Rivals Contrail and Salios meet again in Japanese Derby
Amid the anniversary of Sunday Silence and Easy Goer, another rivalry blooms in Contrail and Salios Sunday at 2:40am ET.
It happened with their grandsire 31 years ago, a quarter of a world away in the mud of Kentucky. That was when one of racing’s great rivalries was born.
The way Sunday Silence began his four-part duel with Easy Goer in the Kentucky Derby (G1), maybe Contrail and Salios duplicated it last month in their first meeting at Hanshin.
Six weeks after Contrail extended himself to a half-length victory over Salios in the Japanese 2,000 Guineas (G1) at Hanshin, they meet again this weekend 300 miles east at Tokyo Racecourse.
That is where they figure to be the clear betting favorites for the 87th Japanese Derby (G1), a.k.a. the $4 million Tokyo Yūshun on Sunday at 2:40 a.m. ET.
Contrail (8-13) is already odds-on in early overseas wagering and has been favored in every race he has started, winning all four. But he was never pushed the way that he was when he found himself in a duel to the finish last month against Salios.
“I had every confidence in him entering the stretch,” his jockey Yuichi Fukunaga said right after the Guineas, known in Japan as the Satsuki Shō. “He was so powerful that I thought we might pull away. But Salios didn’t let us win so easily.”
Coming into last month’s race 3-for-3, Salios (3-1) stalked the pace and got a clean first run turning into the stretch. He found the lead with right-handed urging from Australian jockey Damian Lane, who had isolated himself in strict quarantine for two weeks just so he could ride the Heart’s Cry chestnut in the Guineas.
But bearing down just outside him was Contrail, looking just a little longer and certainly 163 pounds leaner as the scale showed before the race. The brown colt by Deep Impact out of an Unbridled’s Song mare dug deep and earned the victory. Really earned it. And really validated the vote last winter that made him the 2-year-old champion colt in Japan. It was Contrail 197, Salios 77.
If styles make races, though, the advantage could swing to Salios, a colt whose off-the-pace, tactical speed might be more suited to this weekend’s 1 1/2 miles than it was to last month’s 1 1/4 miles.
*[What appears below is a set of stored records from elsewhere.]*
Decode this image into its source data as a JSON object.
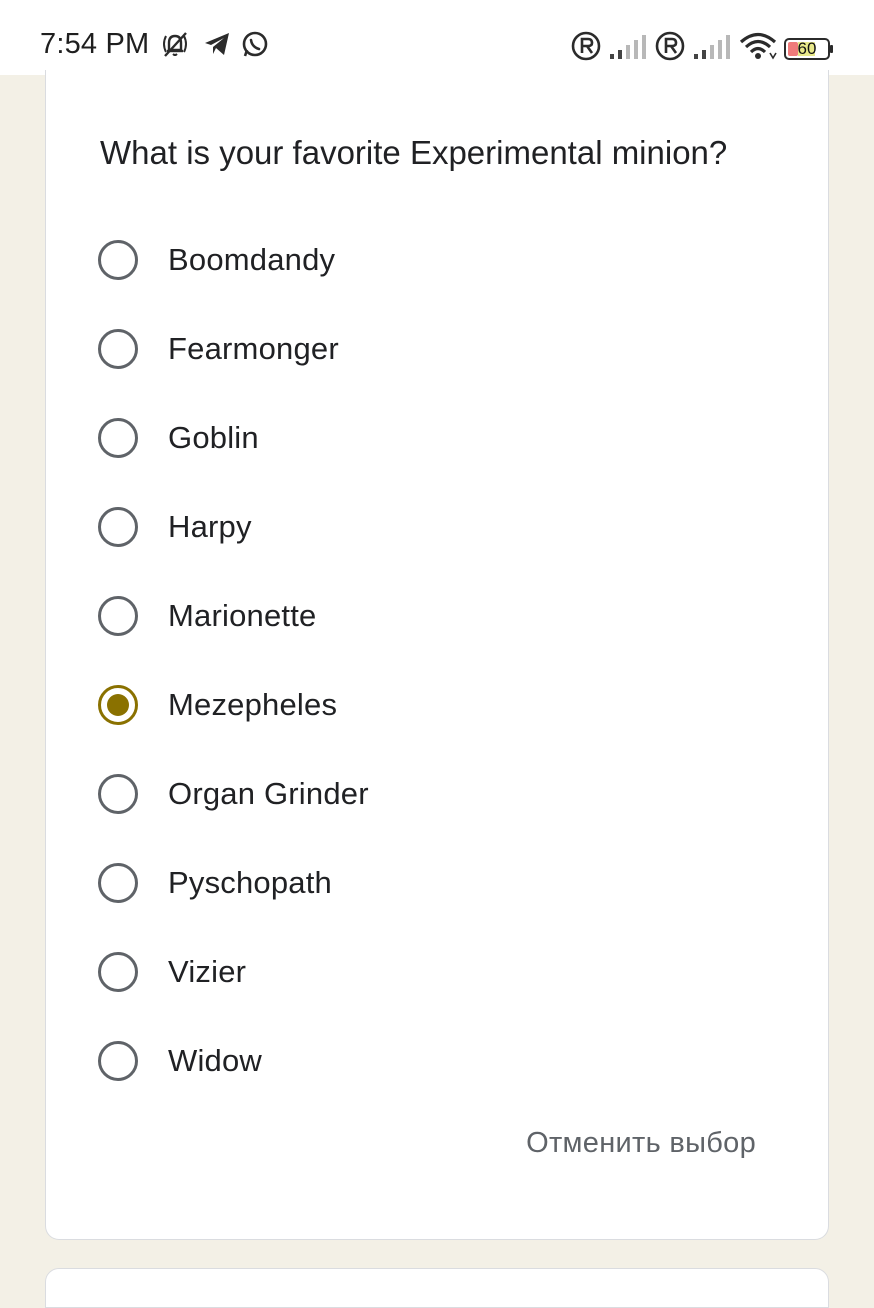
{
  "status_bar": {
    "time": "7:54 PM",
    "battery_level": "60",
    "icons": [
      "muted-bell-icon",
      "telegram-icon",
      "whatsapp-icon",
      "roaming-icon",
      "signal-icon",
      "roaming-icon",
      "signal-icon",
      "wifi-icon",
      "battery-icon"
    ]
  },
  "question": {
    "title": "What is your favorite Experimental minion?",
    "options": [
      {
        "label": "Boomdandy",
        "selected": false
      },
      {
        "label": "Fearmonger",
        "selected": false
      },
      {
        "label": "Goblin",
        "selected": false
      },
      {
        "label": "Harpy",
        "selected": false
      },
      {
        "label": "Marionette",
        "selected": false
      },
      {
        "label": "Mezepheles",
        "selected": true
      },
      {
        "label": "Organ Grinder",
        "selected": false
      },
      {
        "label": "Pyschopath",
        "selected": false
      },
      {
        "label": "Vizier",
        "selected": false
      },
      {
        "label": "Widow",
        "selected": false
      }
    ],
    "clear_label": "Отменить выбор"
  },
  "colors": {
    "accent": "#8a7100",
    "page_background": "#f3f0e6",
    "radio_border": "#5f6368"
  }
}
Six of the last 10 Derby winners were never better than seventh before turning into the stretch.
“He knows when to switch on and off,” said Yuki Uehara, assistant to Salios’s trainer Noriyuki Hori.
Salios might get his revenge
If he can put tactical speed to his size advantage, then Salios might get his revenge. But he might need to find something very basic. More horsepower. That is something that Contrail clearly had last month at Hanshin.
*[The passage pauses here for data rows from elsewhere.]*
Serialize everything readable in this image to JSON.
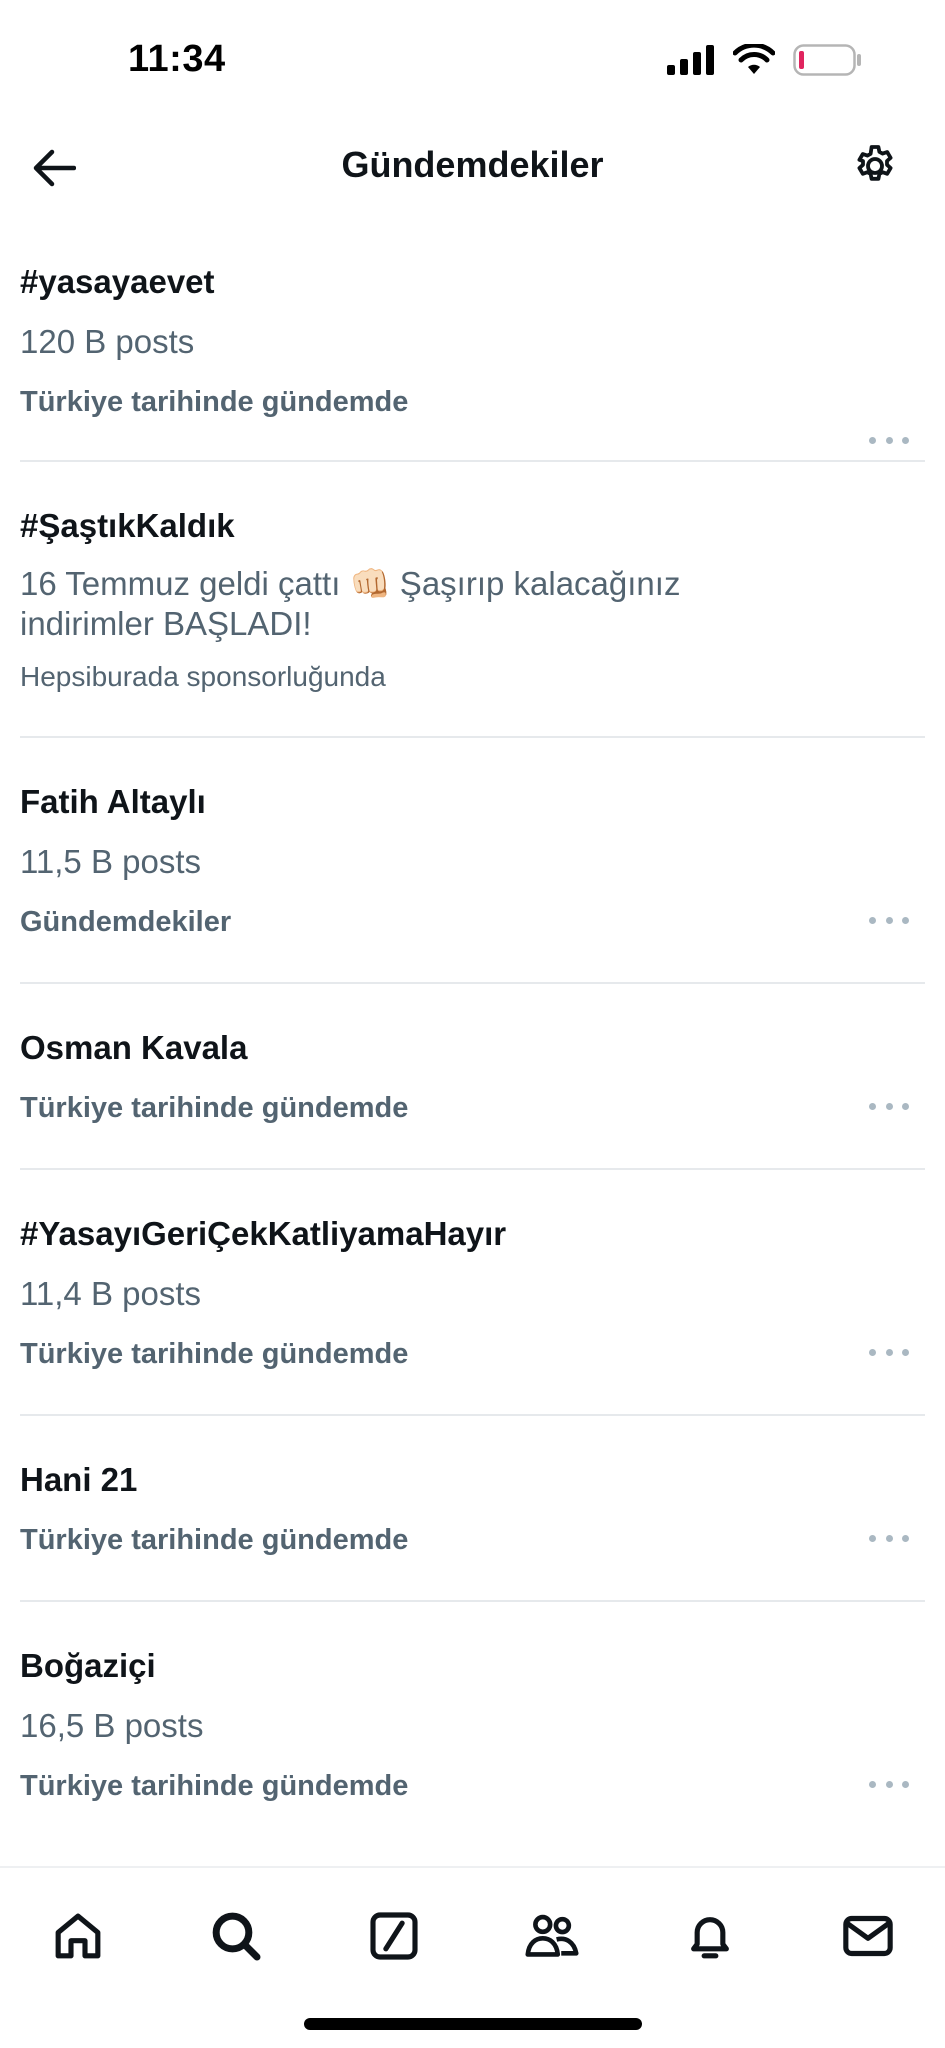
{
  "status_bar": {
    "time": "11:34"
  },
  "header": {
    "title": "Gündemdekiler"
  },
  "trends": [
    {
      "name": "#yasayaevet",
      "count": "120 B posts",
      "context": "Türkiye tarihinde gündemde"
    },
    {
      "name": "#ŞaştıkKaldık",
      "desc_line1": "16 Temmuz geldi çattı 👊🏻 Şaşırıp kalacağınız",
      "desc_line2": "indirimler BAŞLADI!",
      "sponsor": "Hepsiburada sponsorluğunda"
    },
    {
      "name": "Fatih Altaylı",
      "count": "11,5 B posts",
      "context": "Gündemdekiler"
    },
    {
      "name": "Osman Kavala",
      "context": "Türkiye tarihinde gündemde"
    },
    {
      "name": "#YasayıGeriÇekKatliyamaHayır",
      "count": "11,4 B posts",
      "context": "Türkiye tarihinde gündemde"
    },
    {
      "name": "Hani 21",
      "context": "Türkiye tarihinde gündemde"
    },
    {
      "name": "Boğaziçi",
      "count": "16,5 B posts",
      "context": "Türkiye tarihinde gündemde"
    }
  ],
  "icons": {
    "back": "arrow-left-icon",
    "settings": "gear-icon",
    "more": "more-horizontal-icon",
    "tabs": [
      "home-icon",
      "search-icon",
      "compose-icon",
      "communities-icon",
      "notifications-icon",
      "messages-icon"
    ]
  },
  "colors": {
    "text": "#0f1419",
    "secondary": "#536471",
    "divider": "#e6e9ec",
    "battery_low": "#e0245e"
  }
}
“He won strongly,” Fukunaga said. “Winning the way he did I am confident that he will handle the distance in the coming Derby.”
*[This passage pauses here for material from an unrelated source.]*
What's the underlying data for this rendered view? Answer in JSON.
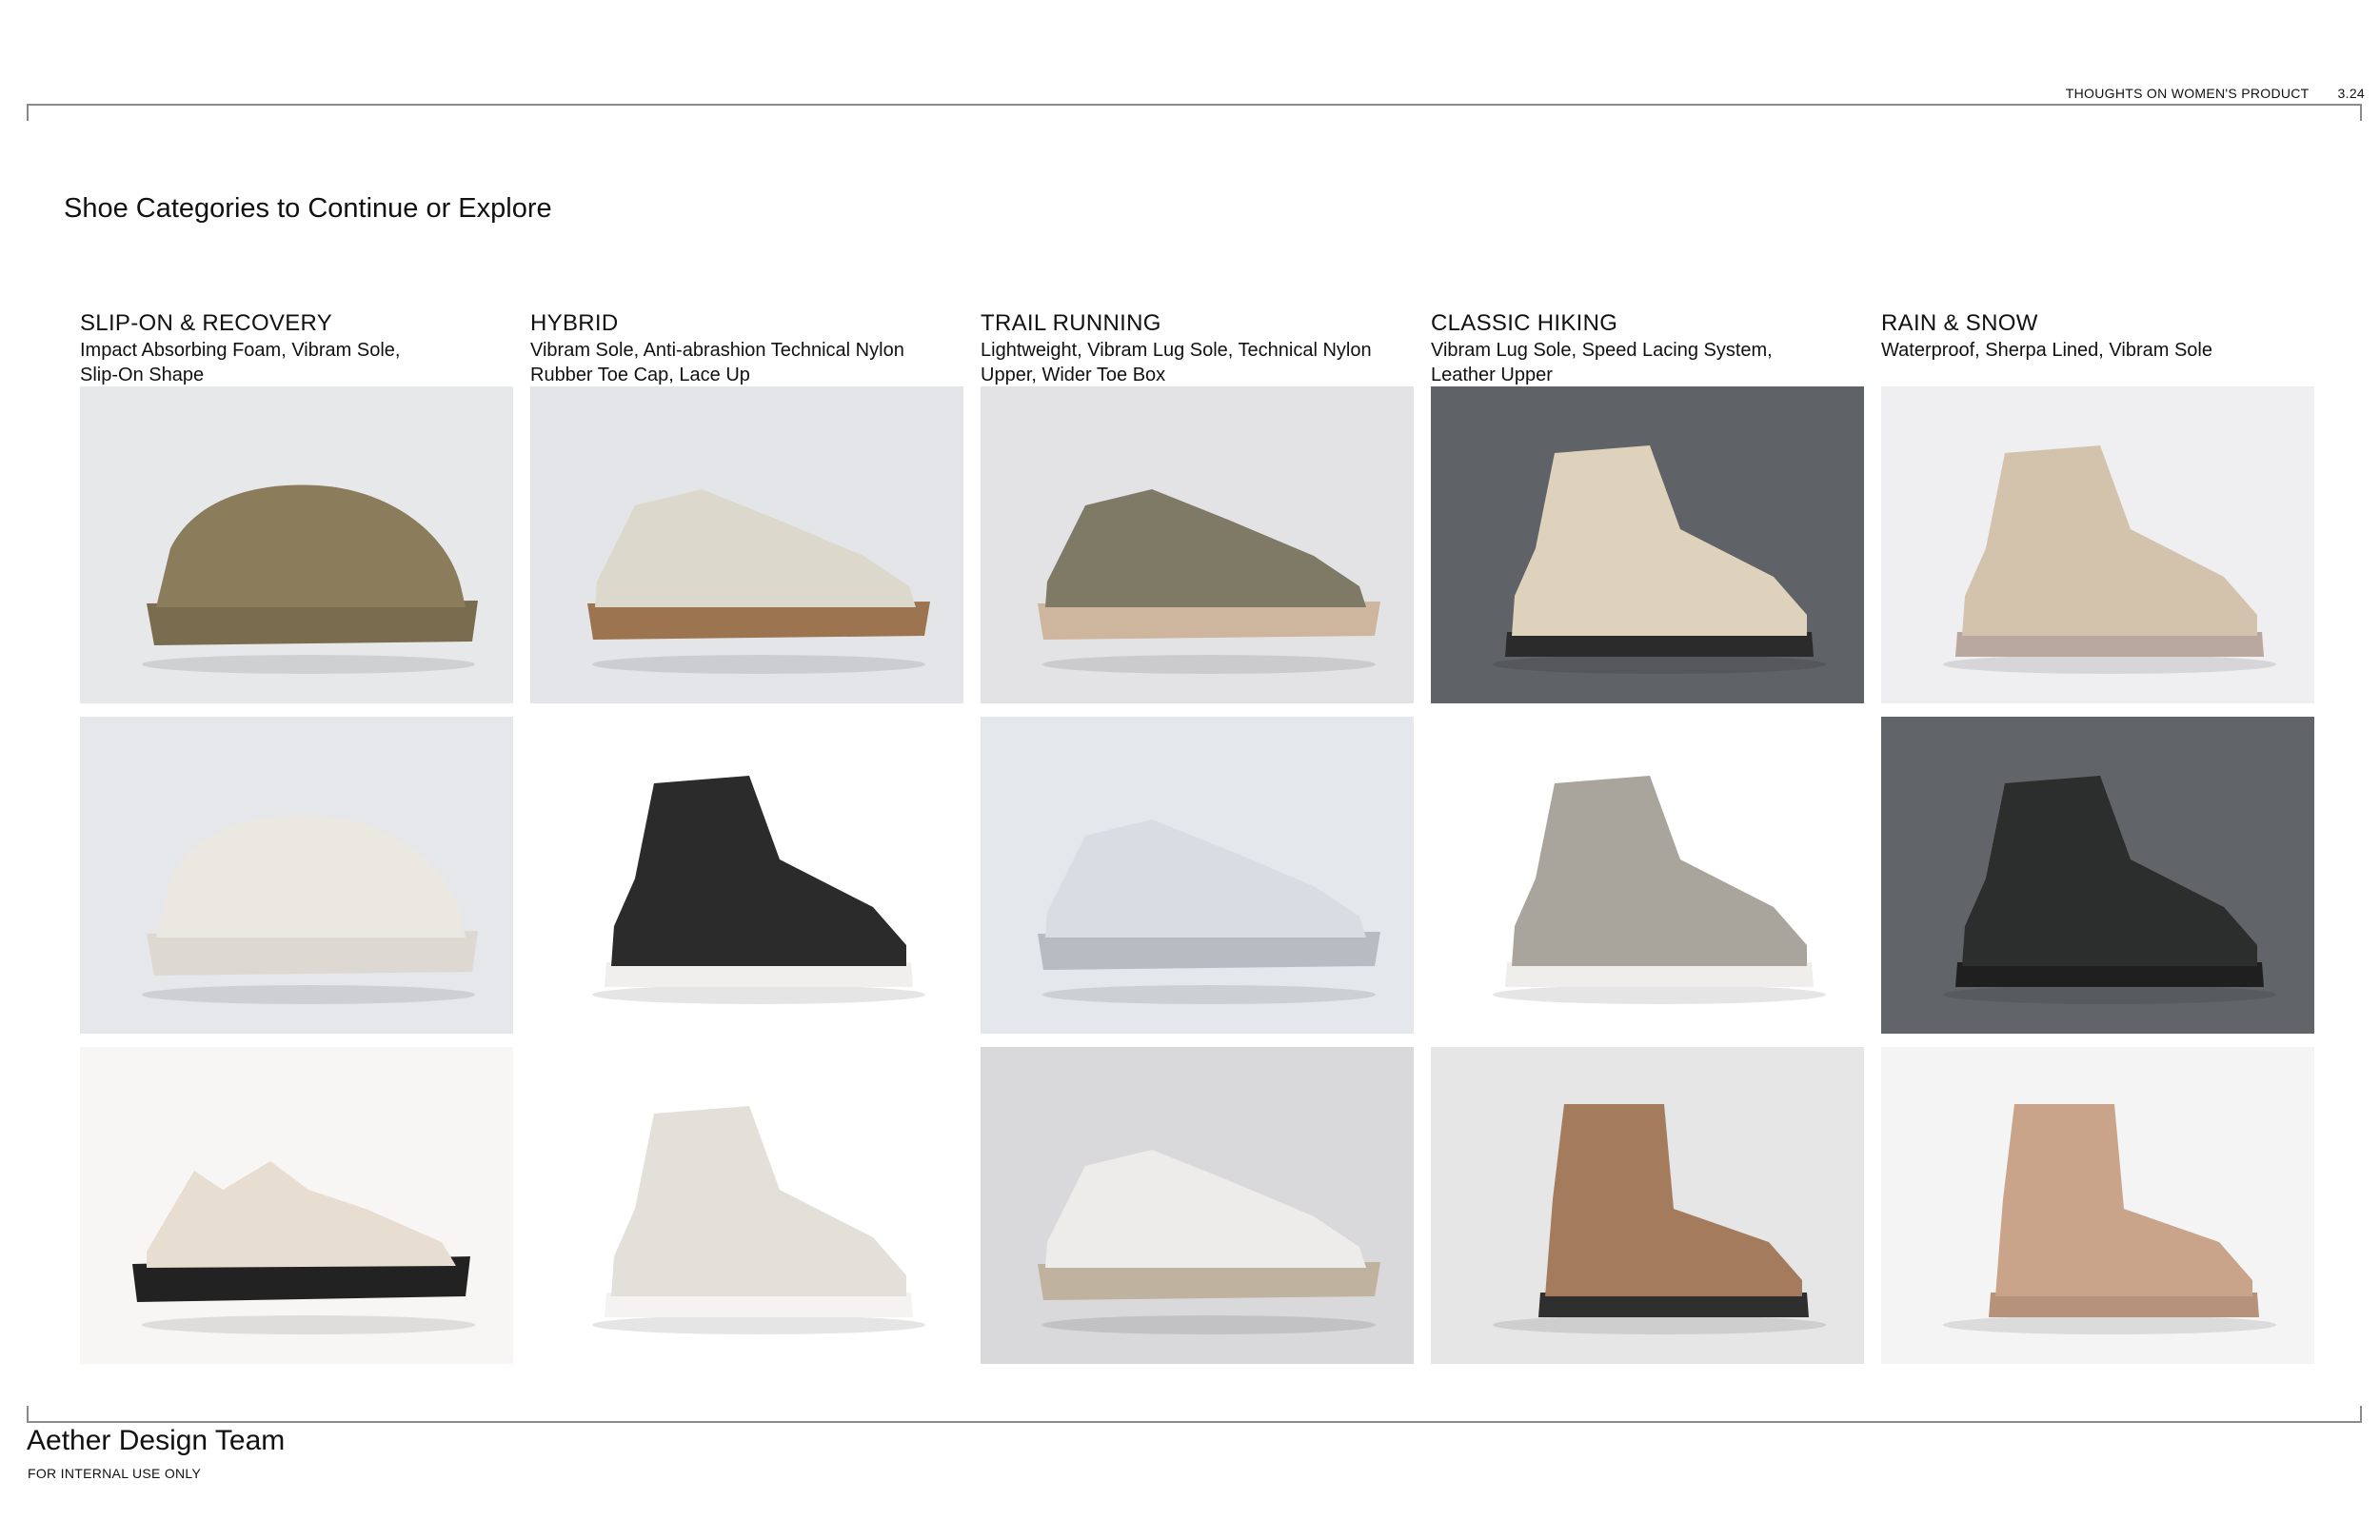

Not to forget, there will be more than just two horses in Sunday’s race.
Satono Flag (12-1) will try to show that his three-race winning streak before last month was more in keeping with his form than his flat, fifth-place finish disappointment as a 5-2 second choice in the Guineas. Wakea (20-1) was second to Satono Flag his last time out in March in a Grade 2 race at Nakayama. Galore Creek (25-1) was third to Contrail in the Guineas.
Among the Derby nominees with American ties, the deep closing Al Jannah (33-1) is a maiden winner out of a Tiz Wonderful dam and will be in a field twice as large as he is used to seeing. Bitterender (80-1) is out of an Afleet Alex mare and figures to bring early speed. Another potential pacesetter, Danon Pharaoh (200-1) is a two-time-winning American Pharoah colt that needs some defections ahead of him to get into the race.
If Contrail wins this weekend he will be the first to achieve the Guineas-Derby double since Duramente in 2015. And then the wait will begin, since Japan’s Triple Crown – last won by Orfèvre in 2011 – will not get done until the 1 7/8-mile Kikuka Shō (G1) in October.
By then maybe Salios will be to Contrail what Easy Goer was to their granddad.